Measuring the Global Shadow Economy

The Prevalence of Informal Work and Labour

Colin C. Williams and Friedrich Schneider

This book brings together two leading researchers in the field to provide a comprehensive overview of the shadow economy from a global perspective. Reviewing the advantages and disadvantages of different ways of measuring the informal sector, the authors evaluate its size and key determinants across the world. Williams and Schneider clearly establish the persistence and prevalence of the shadow economy, analysing the narrowness of existing policy approaches and explaining how these fail to address the key factors for its existence and may even exacerbate the problem.

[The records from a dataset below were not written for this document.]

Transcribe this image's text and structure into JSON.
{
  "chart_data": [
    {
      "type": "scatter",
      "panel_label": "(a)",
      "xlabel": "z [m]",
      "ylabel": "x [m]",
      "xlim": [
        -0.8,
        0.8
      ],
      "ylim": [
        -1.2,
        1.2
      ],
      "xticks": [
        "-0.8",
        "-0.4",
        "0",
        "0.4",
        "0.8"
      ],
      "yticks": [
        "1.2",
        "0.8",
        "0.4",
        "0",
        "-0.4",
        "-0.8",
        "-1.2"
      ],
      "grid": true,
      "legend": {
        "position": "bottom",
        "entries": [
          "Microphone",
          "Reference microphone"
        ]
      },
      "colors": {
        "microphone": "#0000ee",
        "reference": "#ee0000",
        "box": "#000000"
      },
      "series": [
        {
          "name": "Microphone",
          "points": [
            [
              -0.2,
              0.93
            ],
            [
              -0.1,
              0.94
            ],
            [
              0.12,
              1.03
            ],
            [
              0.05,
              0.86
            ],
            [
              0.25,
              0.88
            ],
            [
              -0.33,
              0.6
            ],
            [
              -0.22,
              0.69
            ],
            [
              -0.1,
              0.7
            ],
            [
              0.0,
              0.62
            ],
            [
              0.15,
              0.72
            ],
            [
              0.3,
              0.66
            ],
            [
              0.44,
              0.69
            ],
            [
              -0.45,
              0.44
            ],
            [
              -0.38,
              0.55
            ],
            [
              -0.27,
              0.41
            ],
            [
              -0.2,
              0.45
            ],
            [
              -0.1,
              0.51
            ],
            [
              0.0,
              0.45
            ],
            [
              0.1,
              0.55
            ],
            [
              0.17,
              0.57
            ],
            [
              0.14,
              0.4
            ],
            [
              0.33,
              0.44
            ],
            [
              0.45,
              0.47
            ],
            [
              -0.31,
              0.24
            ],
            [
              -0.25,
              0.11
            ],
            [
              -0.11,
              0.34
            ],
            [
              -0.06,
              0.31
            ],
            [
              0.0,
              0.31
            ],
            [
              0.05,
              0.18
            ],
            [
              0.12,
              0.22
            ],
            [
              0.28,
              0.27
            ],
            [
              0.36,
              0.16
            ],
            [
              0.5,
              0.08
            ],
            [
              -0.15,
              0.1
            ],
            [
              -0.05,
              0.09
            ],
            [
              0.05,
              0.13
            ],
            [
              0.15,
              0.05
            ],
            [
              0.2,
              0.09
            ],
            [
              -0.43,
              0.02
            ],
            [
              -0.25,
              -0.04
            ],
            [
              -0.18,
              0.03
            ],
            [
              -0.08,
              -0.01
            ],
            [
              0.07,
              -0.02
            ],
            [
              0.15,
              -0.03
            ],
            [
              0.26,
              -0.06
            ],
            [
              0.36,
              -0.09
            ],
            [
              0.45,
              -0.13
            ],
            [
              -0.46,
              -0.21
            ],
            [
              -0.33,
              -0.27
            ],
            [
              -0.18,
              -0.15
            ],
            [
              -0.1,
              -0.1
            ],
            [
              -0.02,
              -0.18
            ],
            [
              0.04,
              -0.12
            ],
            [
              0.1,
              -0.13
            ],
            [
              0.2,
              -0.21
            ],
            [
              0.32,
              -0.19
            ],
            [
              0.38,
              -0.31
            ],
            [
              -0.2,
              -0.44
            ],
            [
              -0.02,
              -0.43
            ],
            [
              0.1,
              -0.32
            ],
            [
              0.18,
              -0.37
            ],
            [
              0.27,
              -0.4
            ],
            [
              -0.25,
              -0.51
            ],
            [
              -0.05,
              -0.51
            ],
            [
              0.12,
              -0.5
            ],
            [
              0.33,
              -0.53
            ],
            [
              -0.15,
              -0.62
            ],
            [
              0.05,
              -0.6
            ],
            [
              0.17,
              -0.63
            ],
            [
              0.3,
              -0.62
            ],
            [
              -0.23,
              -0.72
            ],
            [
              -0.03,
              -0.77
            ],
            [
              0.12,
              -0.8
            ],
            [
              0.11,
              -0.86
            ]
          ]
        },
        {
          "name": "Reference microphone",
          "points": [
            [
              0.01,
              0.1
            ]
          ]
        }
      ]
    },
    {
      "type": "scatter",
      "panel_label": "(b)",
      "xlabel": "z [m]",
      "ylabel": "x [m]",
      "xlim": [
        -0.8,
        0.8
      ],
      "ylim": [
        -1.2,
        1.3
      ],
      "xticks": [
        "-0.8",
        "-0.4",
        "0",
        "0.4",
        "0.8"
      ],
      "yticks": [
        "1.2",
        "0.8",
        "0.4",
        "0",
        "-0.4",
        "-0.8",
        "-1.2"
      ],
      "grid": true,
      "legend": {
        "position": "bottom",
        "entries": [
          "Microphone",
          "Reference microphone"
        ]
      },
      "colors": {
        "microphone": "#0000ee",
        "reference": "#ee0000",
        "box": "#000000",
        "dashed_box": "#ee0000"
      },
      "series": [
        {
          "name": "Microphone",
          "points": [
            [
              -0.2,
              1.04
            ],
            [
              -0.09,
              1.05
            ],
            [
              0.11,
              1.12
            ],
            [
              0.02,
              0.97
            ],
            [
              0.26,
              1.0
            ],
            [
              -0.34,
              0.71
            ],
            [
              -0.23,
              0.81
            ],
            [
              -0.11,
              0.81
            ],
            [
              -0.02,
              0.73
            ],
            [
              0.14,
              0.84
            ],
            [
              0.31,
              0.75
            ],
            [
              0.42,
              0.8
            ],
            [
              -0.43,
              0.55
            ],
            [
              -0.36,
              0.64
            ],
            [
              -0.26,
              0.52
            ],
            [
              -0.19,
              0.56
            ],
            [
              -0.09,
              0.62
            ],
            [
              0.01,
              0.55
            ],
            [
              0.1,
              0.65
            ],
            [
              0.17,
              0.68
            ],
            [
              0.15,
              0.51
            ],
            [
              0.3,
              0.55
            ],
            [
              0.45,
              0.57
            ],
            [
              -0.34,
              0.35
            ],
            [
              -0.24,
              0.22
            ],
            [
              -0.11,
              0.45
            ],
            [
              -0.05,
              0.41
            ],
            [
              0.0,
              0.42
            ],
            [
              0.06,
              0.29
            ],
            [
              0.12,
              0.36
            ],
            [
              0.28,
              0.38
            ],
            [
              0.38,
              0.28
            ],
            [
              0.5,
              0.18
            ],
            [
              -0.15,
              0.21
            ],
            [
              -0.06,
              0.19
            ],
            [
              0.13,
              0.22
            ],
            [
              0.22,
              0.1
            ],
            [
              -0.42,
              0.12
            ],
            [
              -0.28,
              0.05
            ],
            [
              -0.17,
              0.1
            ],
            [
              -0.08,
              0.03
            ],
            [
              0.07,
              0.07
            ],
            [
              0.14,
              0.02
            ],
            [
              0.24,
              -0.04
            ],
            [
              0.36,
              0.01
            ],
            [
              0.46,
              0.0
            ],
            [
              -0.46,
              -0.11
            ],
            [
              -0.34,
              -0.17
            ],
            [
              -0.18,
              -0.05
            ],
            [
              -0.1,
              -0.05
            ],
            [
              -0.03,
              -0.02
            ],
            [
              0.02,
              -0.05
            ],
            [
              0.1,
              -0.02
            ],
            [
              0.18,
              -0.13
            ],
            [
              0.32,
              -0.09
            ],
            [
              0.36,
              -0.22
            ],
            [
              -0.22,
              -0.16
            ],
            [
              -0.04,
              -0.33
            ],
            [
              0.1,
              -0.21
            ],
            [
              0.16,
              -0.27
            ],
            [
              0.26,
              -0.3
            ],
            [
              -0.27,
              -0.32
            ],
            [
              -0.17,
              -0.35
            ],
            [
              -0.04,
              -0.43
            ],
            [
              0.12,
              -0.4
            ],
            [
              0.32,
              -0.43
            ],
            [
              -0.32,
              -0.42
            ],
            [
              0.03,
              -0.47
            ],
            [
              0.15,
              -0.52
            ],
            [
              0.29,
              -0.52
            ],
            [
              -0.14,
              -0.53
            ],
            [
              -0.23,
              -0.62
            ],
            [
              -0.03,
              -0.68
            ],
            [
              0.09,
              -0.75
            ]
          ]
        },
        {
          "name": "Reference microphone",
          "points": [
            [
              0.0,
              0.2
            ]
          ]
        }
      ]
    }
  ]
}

Chapter 7: The shadow labour force in developed countries

Colin C. Williams and Friedrich Schneider

Subjects: economics and finance, labour economics, public finance, social policy and sociology, labour policy

Extract

The aim of this chapter is to evaluate the cross-national variations in the size and character of the shadow labour force, but this time in relation to developed countries. To do this, the same analytical framework examining the degree of informalization will be used to reveal the varying extent of the shadow labour force. To examine the nature of the shadow labour force, meanwhile, a slightly different approach is adopted in this chapter. In the developed world, there has been an emergent recognition that participation in the shadow labour force is not always necessity-driven and a result of the exclusion of workers from the formal economy (Gerxhani, 2004; Maloney, 2004; Perry and Maloney, 2007; Snyder, 2004; Williams, 2010a, 2010b). Here, therefore, we examine the nature of the shadow labour force by examining whether participants are driven by exclusion from the formal economy or by a voluntary decision to exit the formal economy. The data here used is the 2007 Eurobarometer survey of the then 27 member states of the European Union (EU-27). The outcome will be to reveal that although there is a lower prevalence of a shadow labour force in developed countries, not only are there cross-national variations in the level of employment in the shadow economy but also in the character of such employment.